# Gas mileage



## StansB13 (Feb 11, 2003)

My gas has dropped from 35-40 to about 30-35. I'm not really complaining, but I'm wondering if it has to do with the colder weather. 

thanks,
Stan


----------



## danifilth (May 14, 2003)

Ummm do you purchase all your gas at the same place and have recently tuned up your car?When you filled up the time before last did you fill a couple drums also and recently filled your tank with the same batch?What I am trying to say is there could be a million different things affecting it and you didnt really give us too much info to work with.


----------



## Harris (Nov 11, 2002)

Yes, the winter does have to do with your lower gas mileage. Even if everything is supposed to work the way it should, you will experience a lower gas mileage in the winter, especially with the kind of winter we're experiencing here in Ohio. It's got to do with how many accessories you're using, of which the heater is a major one. Also, in the winter time, refineries add some ingredient to the gas (also referred to as winter gas). I don't know exactly why they add it, but I'm assuming its too keep the gas from freezing in your fuel lines. This kind of gas supposedly also contributes to the lower gas mileage in the winter time.

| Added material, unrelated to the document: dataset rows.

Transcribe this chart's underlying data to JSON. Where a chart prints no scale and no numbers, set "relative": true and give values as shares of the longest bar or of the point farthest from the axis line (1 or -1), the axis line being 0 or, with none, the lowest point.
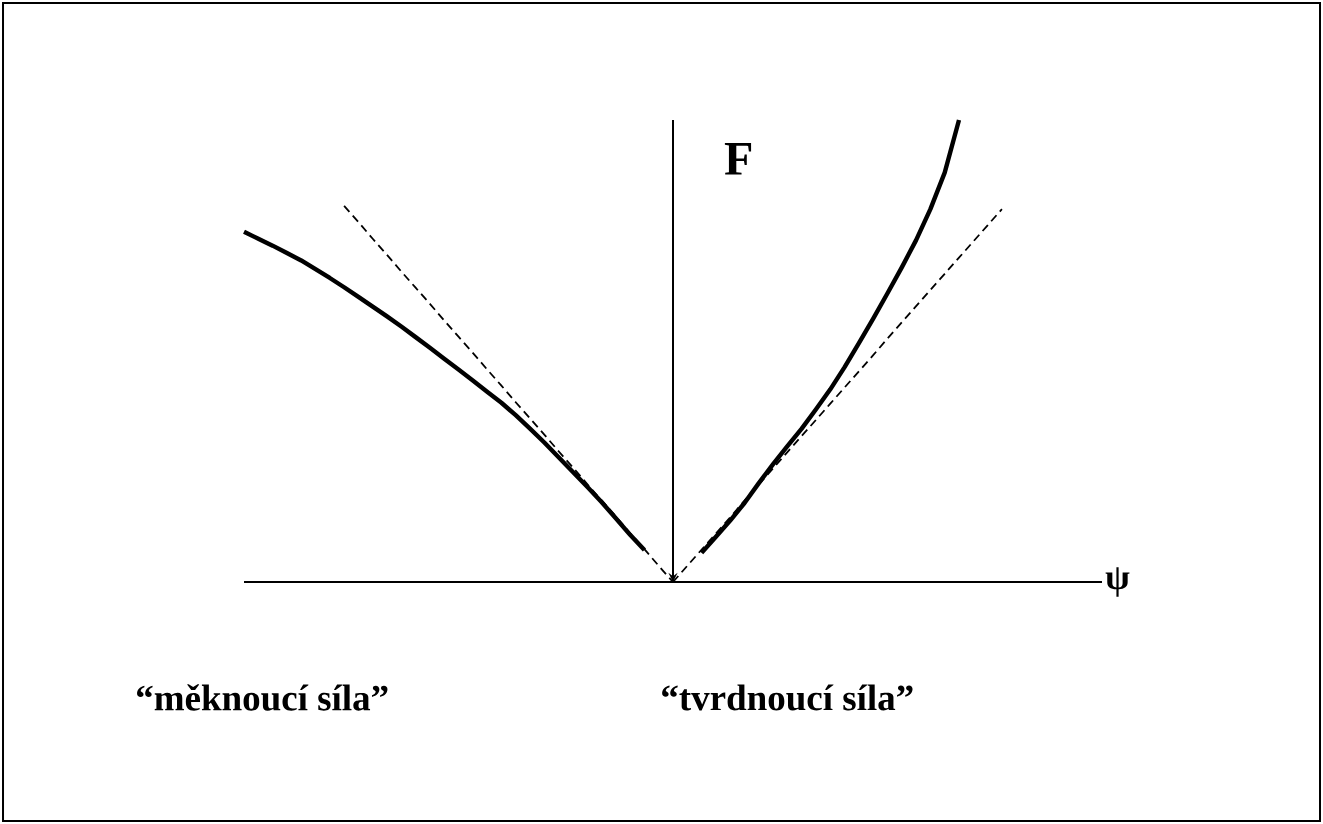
{
  "chart_data": {
    "type": "line",
    "relative": true,
    "xlabel": "ψ",
    "ylabel": "F",
    "annotations": [
      "“měknoucí síla”",
      "“tvrdnoucí síla”"
    ],
    "categories": [
      null,
      null,
      null,
      null,
      null,
      null,
      null,
      null,
      null,
      null,
      null,
      null,
      null,
      null,
      null,
      null,
      null,
      null,
      null,
      null,
      null,
      null,
      null,
      null,
      null,
      null,
      null,
      null,
      null,
      null,
      null,
      null,
      null,
      null,
      null,
      null,
      null,
      null,
      null,
      null,
      null,
      null,
      null,
      null,
      null,
      null,
      null,
      null,
      null,
      null,
      null,
      null,
      null,
      null,
      null,
      null,
      null,
      null,
      null,
      null,
      null
    ],
    "series": [
      {
        "color": "#000000",
        "line_style": "solid",
        "values": [
          0.758,
          0.743,
          0.728,
          0.712,
          0.696,
          0.677,
          0.658,
          0.638,
          0.617,
          0.596,
          0.575,
          0.553,
          0.53,
          0.507,
          0.483,
          0.46,
          0.436,
          0.412,
          0.388,
          0.361,
          0.332,
          0.302,
          0.27,
          0.238,
          0.206,
          0.173,
          0.138,
          0.102,
          0.069,
          null,
          null,
          null,
          null,
          null,
          null,
          null,
          null,
          null,
          null,
          null,
          null,
          null,
          null,
          null,
          null,
          null,
          null,
          null,
          null,
          null,
          null,
          null,
          null,
          null,
          null,
          null,
          null,
          null,
          null,
          null,
          null
        ]
      },
      {
        "color": "#000000",
        "line_style": "dashed",
        "values": [
          null,
          null,
          null,
          null,
          null,
          null,
          null,
          0.814,
          0.779,
          0.743,
          0.708,
          0.672,
          0.637,
          0.602,
          0.566,
          0.531,
          0.496,
          0.46,
          0.425,
          0.389,
          0.354,
          0.319,
          0.283,
          0.248,
          0.212,
          0.177,
          0.142,
          0.106,
          0.071,
          0.035,
          0,
          null,
          null,
          null,
          null,
          null,
          null,
          null,
          null,
          null,
          null,
          null,
          null,
          null,
          null,
          null,
          null,
          null,
          null,
          null,
          null,
          null,
          null,
          null,
          null,
          null,
          null,
          null,
          null,
          null,
          null
        ]
      },
      {
        "color": "#000000",
        "line_style": "dashed",
        "values": [
          null,
          null,
          null,
          null,
          null,
          null,
          null,
          null,
          null,
          null,
          null,
          null,
          null,
          null,
          null,
          null,
          null,
          null,
          null,
          null,
          null,
          null,
          null,
          null,
          null,
          null,
          null,
          null,
          null,
          null,
          0,
          0.035,
          0.07,
          0.105,
          0.14,
          0.176,
          0.211,
          0.246,
          0.281,
          0.316,
          0.351,
          0.386,
          0.421,
          0.456,
          0.491,
          0.527,
          0.562,
          0.597,
          0.632,
          0.667,
          0.702,
          0.737,
          0.772,
          0.807,
          null,
          null,
          null,
          null,
          null,
          null,
          null
        ]
      },
      {
        "color": "#000000",
        "line_style": "solid",
        "values": [
          null,
          null,
          null,
          null,
          null,
          null,
          null,
          null,
          null,
          null,
          null,
          null,
          null,
          null,
          null,
          null,
          null,
          null,
          null,
          null,
          null,
          null,
          null,
          null,
          null,
          null,
          null,
          null,
          null,
          null,
          null,
          null,
          0.063,
          0.098,
          0.133,
          0.171,
          0.214,
          0.255,
          0.294,
          0.332,
          0.374,
          0.417,
          0.465,
          0.517,
          0.57,
          0.625,
          0.681,
          0.74,
          0.807,
          0.886,
          1,
          null,
          null,
          null,
          null,
          null,
          null,
          null,
          null,
          null,
          null
        ]
      }
    ]
  }
}
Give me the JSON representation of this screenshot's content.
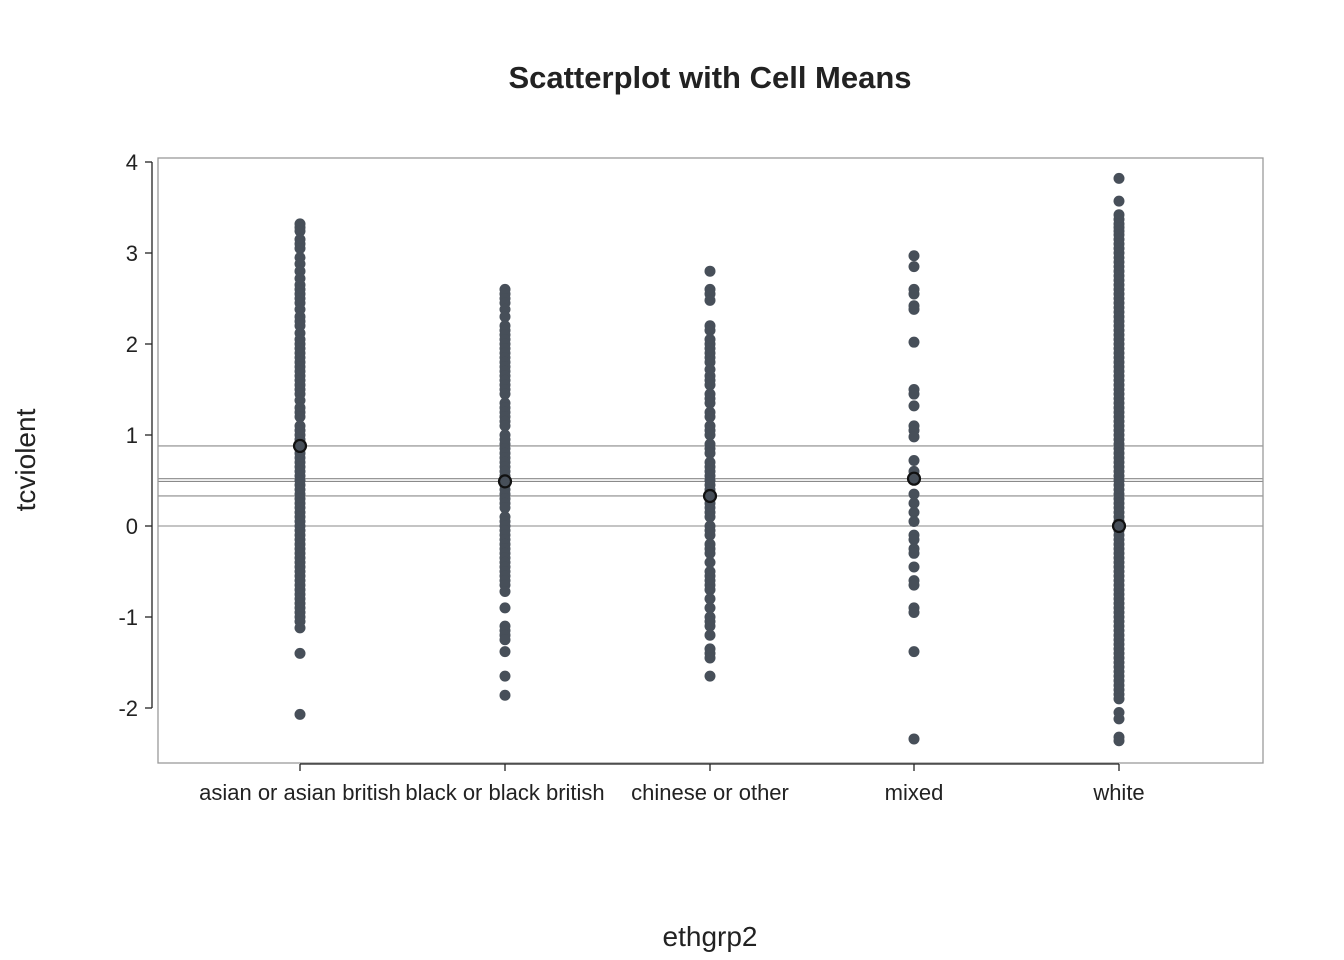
{
  "chart_data": {
    "type": "scatter",
    "title": "Scatterplot with Cell Means",
    "xlabel": "ethgrp2",
    "ylabel": "tcviolent",
    "ylim": [
      -2.6,
      4.05
    ],
    "yticks": [
      -2,
      -1,
      0,
      1,
      2,
      3,
      4
    ],
    "categories": [
      "asian or asian british",
      "black or black british",
      "chinese or other",
      "mixed",
      "white"
    ],
    "grid": false,
    "point_color": "#474f59",
    "mean_color": "#111111",
    "mean_line_color": "#8a8a8a",
    "cell_means": [
      0.88,
      0.49,
      0.33,
      0.52,
      0.0
    ],
    "series": [
      {
        "category": "asian or asian british",
        "values": [
          3.32,
          3.28,
          3.24,
          3.15,
          3.1,
          3.05,
          2.95,
          2.88,
          2.8,
          2.72,
          2.65,
          2.6,
          2.55,
          2.5,
          2.45,
          2.38,
          2.3,
          2.25,
          2.2,
          2.12,
          2.05,
          2.0,
          1.95,
          1.9,
          1.85,
          1.8,
          1.75,
          1.7,
          1.65,
          1.6,
          1.55,
          1.5,
          1.45,
          1.38,
          1.3,
          1.25,
          1.2,
          1.1,
          1.05,
          1.0,
          0.95,
          0.9,
          0.85,
          0.8,
          0.75,
          0.7,
          0.65,
          0.6,
          0.55,
          0.5,
          0.45,
          0.4,
          0.35,
          0.3,
          0.25,
          0.2,
          0.15,
          0.1,
          0.05,
          0.0,
          -0.05,
          -0.1,
          -0.15,
          -0.2,
          -0.25,
          -0.3,
          -0.35,
          -0.4,
          -0.45,
          -0.5,
          -0.55,
          -0.6,
          -0.65,
          -0.7,
          -0.75,
          -0.8,
          -0.85,
          -0.9,
          -0.95,
          -1.0,
          -1.05,
          -1.12,
          -1.4,
          -2.07
        ]
      },
      {
        "category": "black or black british",
        "values": [
          2.6,
          2.55,
          2.5,
          2.45,
          2.38,
          2.3,
          2.2,
          2.15,
          2.1,
          2.05,
          2.0,
          1.95,
          1.9,
          1.85,
          1.8,
          1.75,
          1.7,
          1.65,
          1.6,
          1.55,
          1.5,
          1.45,
          1.35,
          1.3,
          1.25,
          1.2,
          1.15,
          1.1,
          1.0,
          0.95,
          0.9,
          0.85,
          0.8,
          0.75,
          0.7,
          0.65,
          0.6,
          0.55,
          0.5,
          0.45,
          0.4,
          0.35,
          0.3,
          0.25,
          0.2,
          0.1,
          0.05,
          0.0,
          -0.05,
          -0.1,
          -0.15,
          -0.2,
          -0.25,
          -0.3,
          -0.35,
          -0.4,
          -0.45,
          -0.5,
          -0.55,
          -0.6,
          -0.65,
          -0.72,
          -0.9,
          -1.1,
          -1.15,
          -1.2,
          -1.25,
          -1.38,
          -1.65,
          -1.86
        ]
      },
      {
        "category": "chinese or other",
        "values": [
          2.8,
          2.6,
          2.55,
          2.48,
          2.2,
          2.15,
          2.05,
          2.0,
          1.95,
          1.9,
          1.85,
          1.8,
          1.72,
          1.65,
          1.6,
          1.55,
          1.45,
          1.4,
          1.35,
          1.25,
          1.2,
          1.1,
          1.05,
          1.0,
          0.9,
          0.85,
          0.8,
          0.7,
          0.65,
          0.6,
          0.55,
          0.5,
          0.45,
          0.4,
          0.35,
          0.3,
          0.25,
          0.2,
          0.15,
          0.1,
          0.0,
          -0.05,
          -0.1,
          -0.2,
          -0.25,
          -0.3,
          -0.4,
          -0.5,
          -0.55,
          -0.6,
          -0.65,
          -0.7,
          -0.8,
          -0.9,
          -1.0,
          -1.05,
          -1.1,
          -1.2,
          -1.35,
          -1.4,
          -1.45,
          -1.65
        ]
      },
      {
        "category": "mixed",
        "values": [
          2.97,
          2.85,
          2.6,
          2.55,
          2.42,
          2.38,
          2.02,
          1.5,
          1.45,
          1.32,
          1.1,
          1.05,
          0.98,
          0.72,
          0.6,
          0.52,
          0.35,
          0.25,
          0.15,
          0.05,
          -0.1,
          -0.15,
          -0.25,
          -0.3,
          -0.45,
          -0.6,
          -0.65,
          -0.9,
          -0.95,
          -1.38,
          -2.34
        ]
      },
      {
        "category": "white",
        "values": [
          3.82,
          3.57,
          3.42,
          3.37,
          3.32,
          3.28,
          3.24,
          3.2,
          3.15,
          3.1,
          3.05,
          3.0,
          2.95,
          2.9,
          2.85,
          2.8,
          2.75,
          2.7,
          2.65,
          2.6,
          2.55,
          2.5,
          2.45,
          2.4,
          2.35,
          2.3,
          2.25,
          2.2,
          2.15,
          2.1,
          2.05,
          2.0,
          1.95,
          1.9,
          1.85,
          1.8,
          1.75,
          1.7,
          1.65,
          1.6,
          1.55,
          1.5,
          1.45,
          1.4,
          1.35,
          1.3,
          1.25,
          1.2,
          1.15,
          1.1,
          1.05,
          1.0,
          0.95,
          0.9,
          0.85,
          0.8,
          0.75,
          0.7,
          0.65,
          0.6,
          0.55,
          0.5,
          0.45,
          0.4,
          0.35,
          0.3,
          0.25,
          0.2,
          0.15,
          0.1,
          0.05,
          0.0,
          -0.05,
          -0.1,
          -0.15,
          -0.2,
          -0.25,
          -0.3,
          -0.35,
          -0.4,
          -0.45,
          -0.5,
          -0.55,
          -0.6,
          -0.65,
          -0.7,
          -0.75,
          -0.8,
          -0.85,
          -0.9,
          -0.95,
          -1.0,
          -1.05,
          -1.1,
          -1.15,
          -1.2,
          -1.25,
          -1.3,
          -1.35,
          -1.4,
          -1.45,
          -1.5,
          -1.55,
          -1.6,
          -1.65,
          -1.7,
          -1.75,
          -1.8,
          -1.85,
          -1.9,
          -2.05,
          -2.12,
          -2.32,
          -2.36
        ]
      }
    ]
  }
}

So there's nothing to worry about. You should see your gas mileage go up soon as it gets warmer.


----------



## StansB13 (Feb 11, 2003)

Thanks for the replies. I tuned it up in the summer and have been getting the good mileage for about 6 months. I also get my gas at just a couple of places. I guess I wasn't very clear in my original post. 
While I wasn't worried about it (30-35 ain't too bad) I was just spoiled I guess and hoping it would come back up in the warmer weather. I'll have to wait a couple of months and see. If it still gets the 30-35, I'll post again...

Stan


----------



## Sanyo (Dec 19, 2003)

What year is the car? I wish I got 30-35. My 1991 Nissan Sentra XE (1.6) gets about 22 MPG right now;/


----------



## Gump (Jan 30, 2003)

StansB13 said:


> My gas has dropped from 35-40 to about 30-35. I'm not really complaining, but I'm wondering if it has to do with the colder weather.
> 
> thanks,
> Stan


I have a JDM SR20 with a few mods, i went on a little trip last weekend and i had a half a tank and went 217 miles on that. Most was highway and at higher speeds, lots of throttle in and out and i figured out i was getting 45-50 mpg. Cold air, your engine likes it more. You will get better performance and optimal milege with cooler weather. If your running a GA16, 30-35 isnt bad, how is your tune up and so forth?


----------



## StansB13 (Feb 11, 2003)

Gump: tuned up in the summer (although I might check the air filter).

Sanyo: it's a '91 XE.


----------



## Sanyo (Dec 19, 2003)

Well lets see, I just did spark plugs, wires, distributor cap, rotor, oil, air filter, and oxygen sensor. I get shit for gas, like 25 max;/ PFT I'm like what the fuck? I added like 20 type-r stickers I thought in addition to the 50 extra WHP per sticker(which I now get over 2000whp because of them!) I thought hey would also give me a few hundred MPG. Damnit :givebeer:


----------



## Gump (Jan 30, 2003)

Sanyo said:


> Well lets see, I just did spark plugs, wires, distributor cap, rotor, oil, air filter, and oxygen sensor. I get shit for gas, like 25 max;/ PFT I'm like what the fuck? I added like 20 type-r stickers I thought in addition to the 50 extra WHP per sticker(which I now get over 2000whp because of them!) I thought hey would also give me a few hundred MPG. Damnit :givebeer:


Type R huh? :thumbdwn: did you forget you own a nissan and not a honda?


----------



## Sanyo (Dec 19, 2003)

Do I? Crap forgot about that


----------



## danifilth (May 14, 2003)

hey dont sweat it they have 1000hp & 1200tq GTR badges for us.


----------



## Sanyo (Dec 19, 2003)

Phew I was about to get scared! So writing NISSAN on the windsheild in big letters and getting a 15 dollar muffler tip from AutoZone should ad a few hundred hp right there right?


----------



## danifilth (May 14, 2003)

oh yeah you got it now boy.Just be sure to get an aluminum parkbench spoiler to sit on cause all those horses gets tiring................................


----------



## Sanyo (Dec 19, 2003)

Yea might be kinda hard to sit on though, its gonne be about 15 feet off the ground so everyone can see it and the aerodynamics add like another 200whp!


----------



## danifilth (May 14, 2003)

man yo uand wes should go head to head boost VS. NA,249.5 whp VS 2000 whp it would be sick.To think he holds the record hahaha


----------



## Sanyo (Dec 19, 2003)

He holds the record? Pft no I do! Those type-r stickers I put on, DAMN. I just dyno'd it, with 150 type-r stickers, the name NISSAN written on the windshield, 15 dollar muffler tip, and 25 ft wing made about 10,000 whp! DAMN!


----------



## danifilth (May 14, 2003)

damn you should be able to fly now


----------